Gestalterische Schwerpunkte der Parkanlage waren neben dem zentralen Denkmal ein Teich mit Rhododendronhain, ein Rosengarten und Spielplätze. Blick auf das Areal, um 1986.

Gestalterische Schwerpunkte der Parkanlage waren neben dem zentralen Denkmal ein Teich mit Rhododendronhain, ein Rosengarten und Spielplätze. Blick auf das Areal, um 1986.

Der Ernst-Thälmann-Park

Der Park, die Wohn­bauten und das für die Gesamt­an­lage zentrale Ernst-Thälmann-Denk­mal waren für die SED-Führung ein Projekt mit Symbol­wert. Gebaut wurden sie vom Wohnungs­bau­kombinat Berlin unter der Leitung des Architekten Helmut Stingl. Beim Ost-Berliner Wohnungs­bau der 1970er- und 1980er-Jahre dominierte der Platten­bautyp WBS 70 (Wohnungs­bauserie 70), der auch hier zum Ein­satz kam. Die zwölf- bis acht­zehn­stöckigen Punkt­hoch­häuser wurden hin­gegen eigens für den Ernst-Thälmann-Park ent­worfen.

WBS 70 mit verglasten Loggien und mit als neuntes Geschoss aufgesetzten Maisonette-Wohnungen.

WBS 70 mit verglasten Loggien und mit als neuntes Geschoss aufgesetzten Maisonette-Wohnungen. Die Bauten verfügen teilweise über eine Klinkerverkleidung, die mit den Altbauten des Gaswerkes in Ziegelbauweise korrespondierte.

Während ganze Straßen­züge von Alt­bauten in der DDR ver­fielen, konzen­trierte die Staats- und Partei­führung in Vor­be­reitung der 750-Jahrfeier Berlins die knappen Ressourcen und Arbeits­kräfte auf das Prestige­objekt.
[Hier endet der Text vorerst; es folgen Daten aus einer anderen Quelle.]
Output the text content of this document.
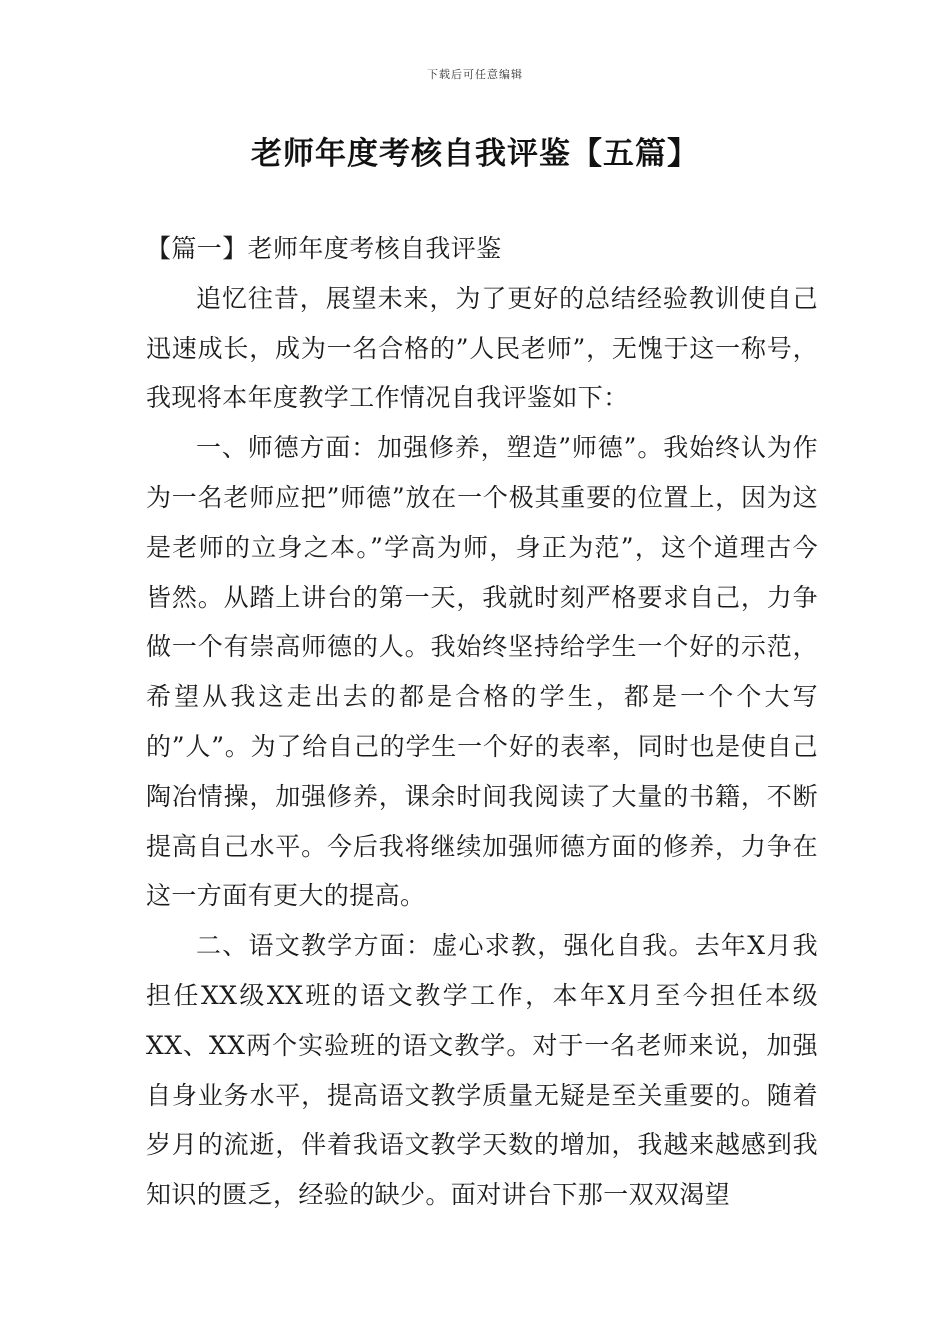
下载后可任意编辑
老师年度考核自我评鉴【五篇】

【篇一】老师年度考核自我评鉴

追忆往昔，展望未来，为了更好的总结经验教训使自己迅速成长，成为一名合格的”人民老师”，无愧于这一称号，我现将本年度教学工作情况自我评鉴如下：

一、师德方面：加强修养，塑造”师德”。我始终认为作为一名老师应把”师德”放在一个极其重要的位置上，因为这是老师的立身之本。”学高为师，身正为范”，这个道理古今皆然。从踏上讲台的第一天，我就时刻严格要求自己，力争做一个有崇高师德的人。我始终坚持给学生一个好的示范，希望从我这走出去的都是合格的学生，都是一个个大写的”人”。为了给自己的学生一个好的表率，同时也是使自己陶冶情操，加强修养，课余时间我阅读了大量的书籍，不断提高自己水平。今后我将继续加强师德方面的修养，力争在这一方面有更大的提高。

二、语文教学方面：虚心求教，强化自我。去年X月我担任XX级XX班的语文教学工作，本年X月至今担任本级XX、XX两个实验班的语文教学。对于一名老师来说，加强自身业务水平，提高语文教学质量无疑是至关重要的。随着岁月的流逝，伴着我语文教学天数的增加，我越来越感到我知识的匮乏，经验的缺少。面对讲台下那一双双渴望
Planung, Material­zu­fuhr und Bau­tempo glichen einer Leistungs­schau der DDR. Es ent­standen rund 1.300 Wohnungen, die über­wiegend an loyale Bürger:innen vermietet wurden, sowie Kultur- und Bildungs­ein­richtungen, Kinder­gärten, Geschäfte und Gast­stätten.

Nach Beschwerden von An­wohner:innen wurde 1990 eine Konta­minierung des Bodens durch das frühere Gaswerk fest­gestellt. Eine umfang­reiche Altlasten­sanierung wurde nötig, die bis heute an­dauert. Mit der Fertig­stellung von modernen Eigen­tums­wohnungen 2012 in der an­grenzen­den Fröbel­straße fand eine Auf­wertung des Gebietes statt. Demgegen­über sind die genossen­schaft­lich ver­walteten Wohnungen im Ernst-Thälmann-Park eine preis­werte Alternative.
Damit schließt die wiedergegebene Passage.